The redesign emphasizes translocal, experimental, and project-based learning to help students bridge prior knowledge with new perspectives, engage with real-world complexities, and strengthen their capacity for inter- and transdisciplinary collaboration. Inclusive teaching formats—peer exchange, multimodal materials, and transparent assessments—will meet diverse learning needs while generating collective insights for advancing just and sustainable agroecosystems, with impacts reaching beyond the classroom.
Project goals
Goal 1 – Foster an inclusive, interconnected curriculum : Redesign and align SAE courses into a coherent pathway that leverages student diversity, promotes peer learning, and systematically builds knowledge, skills, and belonging across BSc and MSc levels.
Goal 2 – Strengthen multimodal and transdisciplinary competencies: Equip students with practical, collaborative, and communication skills through hands-on projects, design-thinking cycles, and multimodal outputs- preparing them to engage across disciplines and diverse audiences.

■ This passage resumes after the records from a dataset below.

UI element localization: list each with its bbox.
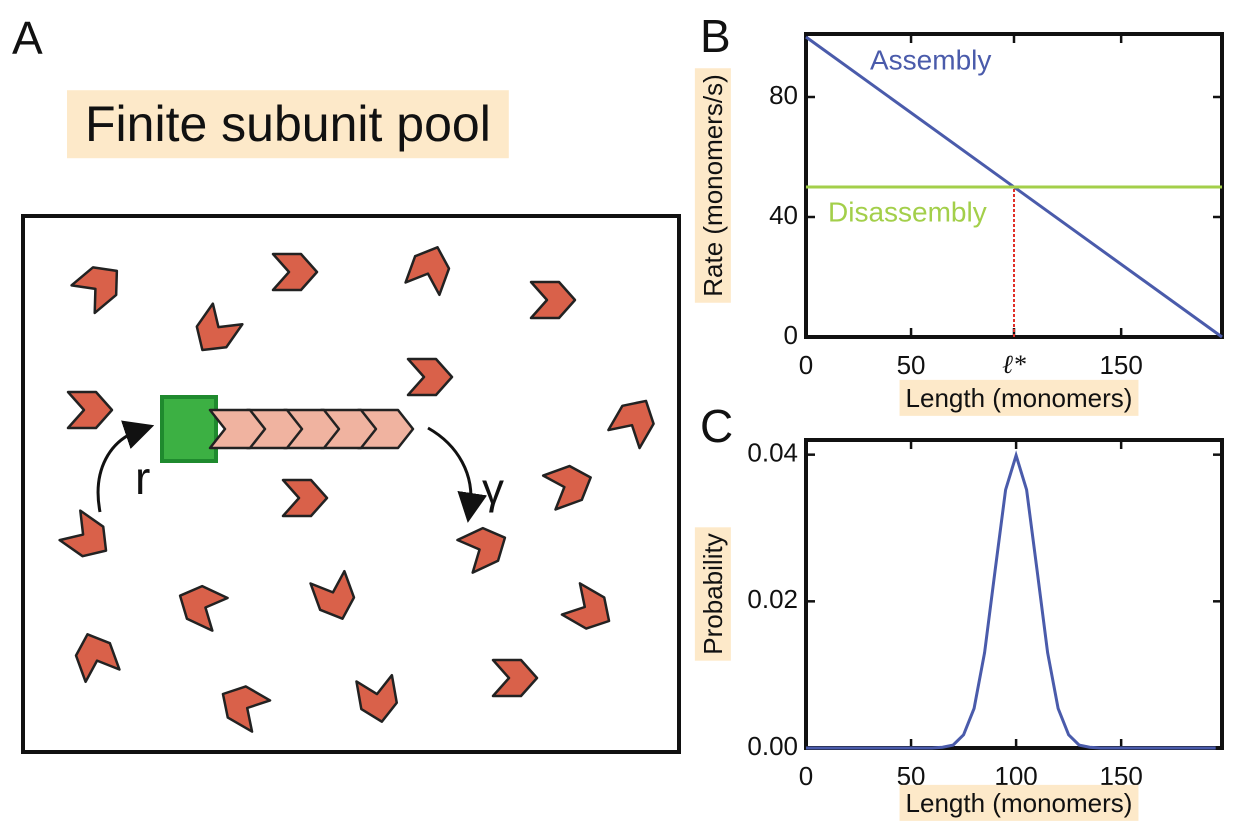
subunit <box>355 673 399 723</box>
title-highlight <box>67 90 509 159</box>
nucleator <box>160 395 218 463</box>
subunit <box>178 584 229 632</box>
subunit <box>66 390 114 430</box>
subunit <box>456 526 507 574</box>
x-tick-label: 0 <box>799 761 813 791</box>
x-tick-label: ℓ* <box>1002 350 1026 379</box>
subunit <box>221 685 272 733</box>
subunit <box>404 246 451 297</box>
line <box>806 450 1216 750</box>
subunit <box>195 302 244 352</box>
subunit <box>529 280 577 320</box>
x-tick-label: 150 <box>1099 350 1142 380</box>
panel-title: Finite subunit pool <box>85 96 491 152</box>
growth-rate: r <box>135 452 150 504</box>
subunit <box>281 478 329 518</box>
y-axis-label: Rate (monomers/s) <box>698 74 728 297</box>
series-label: Assembly <box>870 44 991 75</box>
subunit <box>607 399 655 450</box>
panel-label: B <box>700 10 731 62</box>
filament <box>208 408 415 450</box>
x-tick-label: 0 <box>799 350 813 380</box>
y-axis-label: Probability <box>698 533 728 654</box>
subunit <box>271 252 319 292</box>
filament-subunit <box>208 408 267 450</box>
label-highlight <box>899 784 1139 821</box>
shrink-rate: γ <box>482 465 504 514</box>
x-axis-label: Length (monomers) <box>906 383 1133 413</box>
panel-label: A <box>12 12 43 64</box>
label-highlight <box>694 68 731 303</box>
series-label: Disassembly <box>828 196 987 227</box>
subunit <box>74 633 121 684</box>
subunit <box>560 582 611 630</box>
plot-frame <box>804 438 1224 750</box>
subunit <box>491 658 539 698</box>
subunit <box>406 357 454 397</box>
label-highlight <box>694 527 731 661</box>
subunit <box>70 266 119 315</box>
x-axis-label: Length (monomers) <box>906 788 1133 818</box>
y-tick-label: 0 <box>784 320 798 350</box>
panel-label: C <box>700 400 733 452</box>
y-tick-label: 40 <box>769 200 798 230</box>
y-tick-label: 0.02 <box>747 584 798 614</box>
y-tick-label: 0.04 <box>747 438 798 468</box>
subunit <box>309 569 356 620</box>
pool-box <box>21 214 681 754</box>
x-tick-label: 50 <box>897 350 926 380</box>
subunit <box>58 509 108 558</box>
growth-arrow <box>96 420 155 513</box>
subunit <box>541 464 592 511</box>
y-tick-label: 80 <box>769 80 798 110</box>
subunit-pool <box>58 246 655 733</box>
label-highlight <box>899 379 1139 416</box>
y-tick-label: 0.00 <box>747 731 798 761</box>
shrink-arrow <box>427 426 488 523</box>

Goal 3 – Connect learning to real-world agricultural and food dynamics Embed culturally responsive fieldwork, stakeholder collaboration, and iterative feedback to deepen students’ agency, ethical engagement, and sense of belonging, fostering readiness for inter- & transdisciplinary problem-solving in sustainable agricultural and food systems.
Effects of the project
For Students
The redesigned pathway enhances equity and belonging by valuing diverse backgrounds and learning styles. Students gain agency through iterative feedback, develop resilience in cross-cultural contexts, and practice multimodal communication- ranging from podcasts to visuals – that extend beyond academic audiences. Resource-equity measures and flexible assessment formats reduce hidden barriers while maintaining academic rigor, empowering students to contribute confidently to complex food system debates.
For Lecturers
Lecturers benefit from structured feedback loops, peer mentoring structures, and collaborative teaching with the Media & Methods Lab and international partners. These innovations reduce teaching silos, support adaptive course design, and enrich pedagogical practice with inclusive, student-centered methods. Transparent rubrics and open resources streamline assessment and ensure alignment across modules.

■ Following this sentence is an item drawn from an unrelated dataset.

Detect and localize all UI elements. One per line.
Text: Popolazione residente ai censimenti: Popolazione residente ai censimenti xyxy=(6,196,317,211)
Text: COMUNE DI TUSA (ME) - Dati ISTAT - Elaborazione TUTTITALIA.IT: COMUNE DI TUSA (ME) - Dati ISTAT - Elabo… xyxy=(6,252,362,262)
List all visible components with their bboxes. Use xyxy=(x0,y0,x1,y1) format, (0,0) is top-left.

For the Programme / Departments / ETH
The project adds value by creating a coherent, multimodal curriculum that can serve as a model for inclusive teaching in other departments. Open Educational Resources in the ETH Collection Library increase the reach and reusability of teaching materials. By embedding accessibility and equity at the core of curriculum design, the initiative strengthens ETH’s role as a leader in innovative, socially responsive higher education.